I shook my head. “No one I know.”
Nick made a face. “I know there’ve been problems with drifters breaking into some of the summer places.”
“I don’t think this was a drifter,” I said.
I looked up at him. He was just over six feet tall with broad shoulders and sandy hair he wore much shorter than when we were young. He was even more handsome and charming and funny than he’d been at fifteen, but sometimes when I looked at him, all I saw was the boy I’d had a crush on when we were teenagers and not the man he was now. And sometimes I caught myself falling into the teasing relationship we’d had back then in which we didn’t talk about anything directly.

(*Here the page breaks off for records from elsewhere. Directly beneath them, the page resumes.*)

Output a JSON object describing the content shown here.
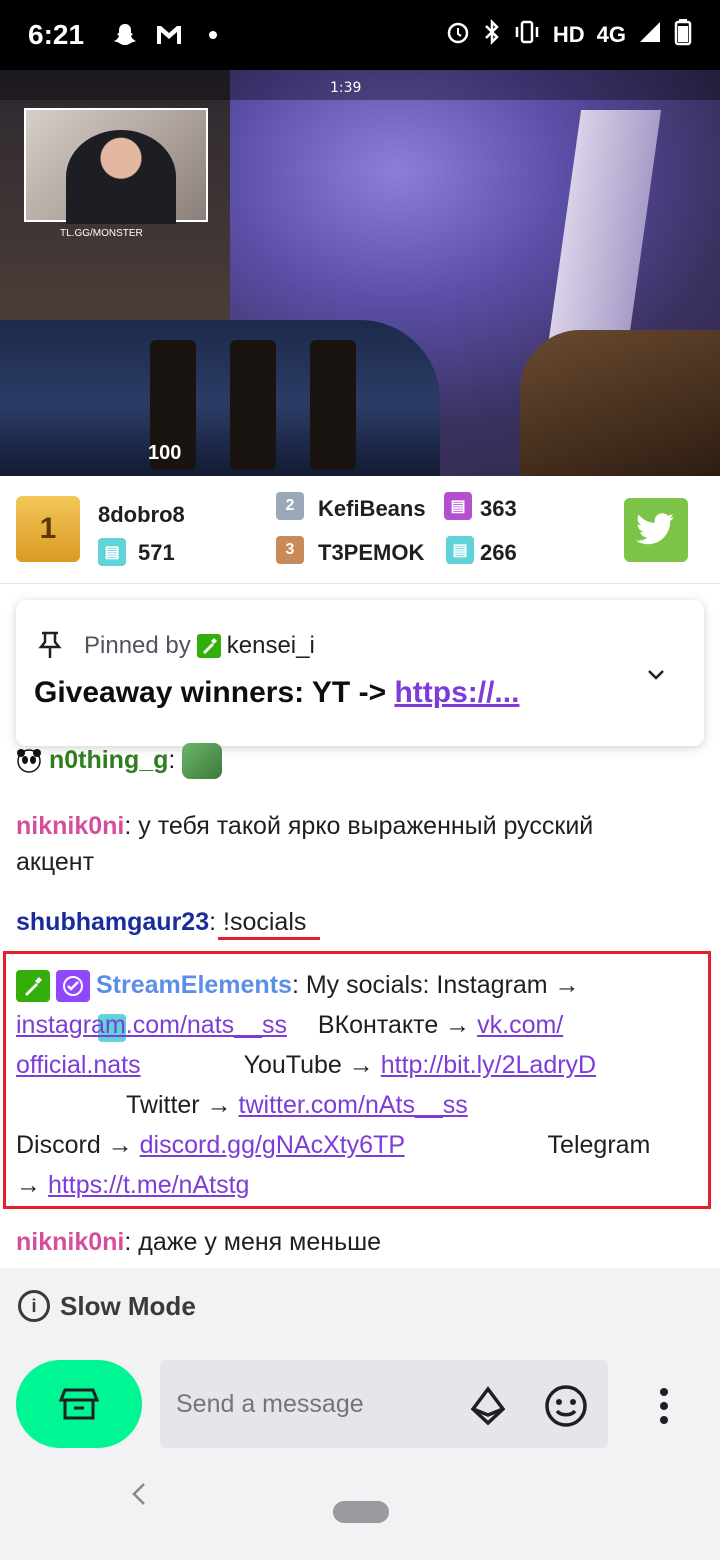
{
  "status_bar": {
    "time": "6:21",
    "network": "HD",
    "signal": "4G"
  },
  "video": {
    "round_clock": "1:39",
    "health": "100",
    "sponsor_tag": "TL.GG/MONSTER"
  },
  "leaderboard": {
    "first": {
      "rank": "1",
      "name": "8dobro8",
      "count": "571"
    },
    "second": {
      "rank": "2",
      "name": "KefiBeans",
      "count": "363"
    },
    "third": {
      "rank": "3",
      "name": "T3PEMOK",
      "count": "266"
    }
  },
  "pinned": {
    "label": "Pinned by",
    "pinner": "kensei_i",
    "message_prefix": "Giveaway winners: YT -> ",
    "message_link": "https://..."
  },
  "chat": {
    "msg1": {
      "user": "n0thing_g",
      "sep": ":"
    },
    "msg2": {
      "user": "niknik0ni",
      "sep": ":",
      "text": " у тебя такой ярко выраженный русский",
      "text2": "акцент"
    },
    "msg3": {
      "user": "shubhamgaur23",
      "sep": ":",
      "text": " !socials"
    },
    "msg4": {
      "user": "StreamElements",
      "sep": ":",
      "intro": " My socials: Instagram →",
      "ig_link": "instagram.com/nats__ss",
      "vk_label": "ВКонтакте →",
      "vk_link": "vk.com/",
      "vk_link2": "official.nats",
      "yt_label": "YouTube →",
      "yt_link": "http://bit.ly/2LadryD",
      "tw_label": "Twitter →",
      "tw_link": "twitter.com/nAts__ss",
      "dc_label": "Discord →",
      "dc_link": "discord.gg/gNAcXty6TP",
      "tg_label": "Telegram",
      "tg_arrow": "→",
      "tg_link": "https://t.me/nAtstg"
    },
    "msg5": {
      "user": "niknik0ni",
      "sep": ":",
      "text": " даже у меня меньше"
    }
  },
  "slow_mode": {
    "label": "Slow Mode"
  },
  "input": {
    "placeholder": "Send a message"
  },
  "colors": {
    "accent": "#9146ff",
    "store": "#00f593",
    "highlight": "#e0202a",
    "link": "#7d3cd8"
  },
  "icons": [
    "snapchat-icon",
    "gmail-icon",
    "alarm-icon",
    "bluetooth-icon",
    "vibrate-icon",
    "signal-icon",
    "battery-icon",
    "pin-icon",
    "chevron-down-icon",
    "twitter-icon",
    "info-icon",
    "store-icon",
    "bits-icon",
    "emote-icon",
    "more-icon",
    "back-icon"
  ]
}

“What do you mean you don’t think this is a drifter?” he asked.
I cleared my throat, wishing I hadn’t said anything, but it was a little late now. “You should see for yourself, but the man doesn’t look like a drifter. He’s wearing what looks to be very expensive shoes and a nice jacket.”
Nick had explained to me once that it was his job to figure out what had happened at a potential crime scene; had a crime actually been committed or not? It was up to the police to work out the who, how and why.
“Was the door locked when you got here?”
“The front was,” I said. “I don’t know about the back.”
Nick patted one of his jacket pockets. Checking for gloves? I wondered. Or his phone? “Did you notice if anything was disturbed in the house?”
I rolled my eyes. “You’ve been inside that house, Nick. You can’t exactly tell if a box is out of place.”
He nodded and grimaced. “Yeah, good point.” Then he looked over at the house. “Is Michelle inside?”